The Handmaid's Tale
“The Handmaid’s Tale” on Hulu, the streaming service that backs the show. Photo: Hulu

The creator of “The Handmaid’s Tale” said Sunday evening the echoes of real life in the dystopian drama make it more compelling.

“You just want it to be as terrifying as possible and that comes from it being as relatable as possible,” said Bruce Miller, who took home a writing Emmy for the show adapted from Margaret Atwood’s 1985 novel of the same name.

Though the novel was set in the future, the screen adaptation is set in a contemporary America with an alternate past.

Politics have an impact on the story, but “it’s kind of on an unconscious level,” Miller told reporters backstage at the Microsoft Theater.

“We’re a very plugged-in group of writers, actors as well, producers as well,” he said, so there is an awareness that informs the work.

But the writers don’t fabricate the chilling events depicted.

“Everything that happened in the novel happened somewhere in the world to women,” Miller said.
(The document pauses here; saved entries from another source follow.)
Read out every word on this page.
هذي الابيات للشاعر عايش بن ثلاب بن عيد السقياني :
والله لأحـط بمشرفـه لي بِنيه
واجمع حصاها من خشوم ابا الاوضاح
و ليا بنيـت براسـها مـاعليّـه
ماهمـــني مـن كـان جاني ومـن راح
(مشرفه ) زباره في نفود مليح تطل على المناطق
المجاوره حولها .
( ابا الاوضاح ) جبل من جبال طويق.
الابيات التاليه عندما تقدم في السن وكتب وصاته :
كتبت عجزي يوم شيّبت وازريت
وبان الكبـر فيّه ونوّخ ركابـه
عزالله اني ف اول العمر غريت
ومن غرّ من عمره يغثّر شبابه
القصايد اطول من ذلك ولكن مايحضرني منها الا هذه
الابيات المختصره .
Asked why he thought the book and now the show have such a dedicated, almost cult-like following, he said the women portrayed are a source of inspiration in difficult times.

“The book has always been kind of magnetic and now people are worried that they live in a society” where they lack control over events, Miller said.

He credited Hulu, the streaming service that backs the show, with “incredible bravery,” saying the team there has never said no to any scene he proposed.

“It’s rough stuff,” Miller said.

The win was the first Emmy for Miller, on his first nomination.